Friday, August 10, 2007

Text and subtext and textuality and the Council of Genres

After much waiting, the new Thursday Next buy came out a few weeks ago. I went up to Third Place Books with a friend to buy it, then hear Jasper Fforde speak.

The first half of First Among Sequels is just like the previous four TN books: the reader spends most of it going "Huh? What?" until the alternate world is all finally understandable enough to start the action and detective storyline.

In this fifth book of the series, the SpecOps branch where the Literary Detectives work has been disbanded, so Thursday is secretly running it out of a carpet business and secretly funding it by smuggling cheese from Wales. The carpet business is also a front for Thursday to maintain her position at Jurisfiction, the police force within books. Since the real-life Thursday has become so famous she's been written up in books, she gets to encounter the written (and rogue) versions of herself while she's in the book world. Then there's the simultaneous and impending destruction of time travel: her teenage son Friday is supposed to grow up to become a brilliant time-police operative, but as a teenager he's dragging his feet so his future and possible selves come into the present to try and make his save Time.

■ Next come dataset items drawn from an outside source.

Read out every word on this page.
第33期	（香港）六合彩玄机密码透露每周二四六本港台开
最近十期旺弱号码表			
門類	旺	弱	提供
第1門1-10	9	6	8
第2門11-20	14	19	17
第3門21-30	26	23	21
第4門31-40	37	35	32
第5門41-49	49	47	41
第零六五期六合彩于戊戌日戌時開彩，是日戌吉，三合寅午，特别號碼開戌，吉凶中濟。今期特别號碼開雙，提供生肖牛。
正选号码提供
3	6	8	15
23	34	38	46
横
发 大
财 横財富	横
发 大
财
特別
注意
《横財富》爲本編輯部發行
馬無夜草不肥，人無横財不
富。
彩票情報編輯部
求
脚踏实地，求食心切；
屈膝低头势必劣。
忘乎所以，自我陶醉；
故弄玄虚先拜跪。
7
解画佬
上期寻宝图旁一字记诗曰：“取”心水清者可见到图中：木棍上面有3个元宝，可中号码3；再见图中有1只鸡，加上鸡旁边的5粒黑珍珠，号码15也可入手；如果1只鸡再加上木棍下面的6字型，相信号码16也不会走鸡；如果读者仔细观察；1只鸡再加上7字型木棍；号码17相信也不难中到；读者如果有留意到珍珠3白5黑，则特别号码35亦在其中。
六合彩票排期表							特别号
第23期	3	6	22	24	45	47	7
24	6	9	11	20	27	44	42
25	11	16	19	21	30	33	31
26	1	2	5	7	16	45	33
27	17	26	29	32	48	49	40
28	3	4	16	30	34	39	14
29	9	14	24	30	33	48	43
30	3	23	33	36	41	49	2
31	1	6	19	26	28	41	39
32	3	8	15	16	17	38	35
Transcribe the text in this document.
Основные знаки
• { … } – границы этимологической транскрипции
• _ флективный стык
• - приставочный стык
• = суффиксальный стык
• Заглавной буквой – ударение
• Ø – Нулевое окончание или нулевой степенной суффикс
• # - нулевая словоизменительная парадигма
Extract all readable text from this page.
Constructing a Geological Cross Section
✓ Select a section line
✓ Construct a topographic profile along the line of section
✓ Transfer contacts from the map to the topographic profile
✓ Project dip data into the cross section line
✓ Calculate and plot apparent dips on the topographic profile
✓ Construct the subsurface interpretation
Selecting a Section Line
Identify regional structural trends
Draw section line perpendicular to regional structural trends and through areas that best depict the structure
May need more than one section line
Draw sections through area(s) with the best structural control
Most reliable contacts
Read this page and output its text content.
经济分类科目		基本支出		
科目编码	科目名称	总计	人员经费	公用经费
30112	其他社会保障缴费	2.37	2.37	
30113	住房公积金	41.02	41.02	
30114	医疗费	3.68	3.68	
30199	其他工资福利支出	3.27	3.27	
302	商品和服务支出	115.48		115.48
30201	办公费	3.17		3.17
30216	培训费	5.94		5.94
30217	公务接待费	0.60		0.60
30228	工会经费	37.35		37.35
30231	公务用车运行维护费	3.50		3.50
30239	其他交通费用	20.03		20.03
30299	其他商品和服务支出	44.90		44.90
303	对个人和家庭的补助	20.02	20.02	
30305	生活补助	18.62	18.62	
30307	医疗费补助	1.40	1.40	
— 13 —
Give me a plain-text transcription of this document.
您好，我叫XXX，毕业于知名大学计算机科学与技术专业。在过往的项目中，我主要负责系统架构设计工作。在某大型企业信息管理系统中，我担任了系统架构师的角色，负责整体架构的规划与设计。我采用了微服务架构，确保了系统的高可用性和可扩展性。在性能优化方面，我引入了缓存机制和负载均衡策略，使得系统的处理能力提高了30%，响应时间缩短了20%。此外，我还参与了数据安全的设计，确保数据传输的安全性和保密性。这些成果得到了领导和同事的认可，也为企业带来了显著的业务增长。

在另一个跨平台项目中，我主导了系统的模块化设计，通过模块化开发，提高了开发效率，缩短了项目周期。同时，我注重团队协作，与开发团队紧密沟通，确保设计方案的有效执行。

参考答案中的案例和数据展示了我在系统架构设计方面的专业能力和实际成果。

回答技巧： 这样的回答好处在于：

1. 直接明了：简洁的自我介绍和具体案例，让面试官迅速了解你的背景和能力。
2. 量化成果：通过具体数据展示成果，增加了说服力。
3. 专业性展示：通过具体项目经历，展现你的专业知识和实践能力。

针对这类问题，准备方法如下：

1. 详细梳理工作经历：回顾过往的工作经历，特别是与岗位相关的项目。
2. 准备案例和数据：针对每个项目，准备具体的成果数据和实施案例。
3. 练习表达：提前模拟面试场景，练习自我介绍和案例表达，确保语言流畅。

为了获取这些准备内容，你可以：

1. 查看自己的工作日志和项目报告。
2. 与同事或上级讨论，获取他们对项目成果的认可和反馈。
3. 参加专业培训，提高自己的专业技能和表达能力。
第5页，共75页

It's a little weird to explain the Thursday Next series, as the author admitted in his talk at the bookstore. But it's awesome and really nerdy and very meta and highly addictive. And because it's so unique and almost paradoxically simple in its complexity, there's really no accurate way to describe it to folks who haven't read it.

This new one ended in the middle of a storyline, with Thursday realizing there's a killer loose in the book world (a serial killer no less, hahaha --oh how the puns run rampant in Jasper Fforde) . So there's one of the plot lines for the next Next book. It left me hanging but at least not hanging like books 2 and 3, where Thursday's husband's existence is erased and not resolved until book 4. First Among Sequels left some great teasers and nuggets in the dialogue to keep fans hooked on possible future storylines.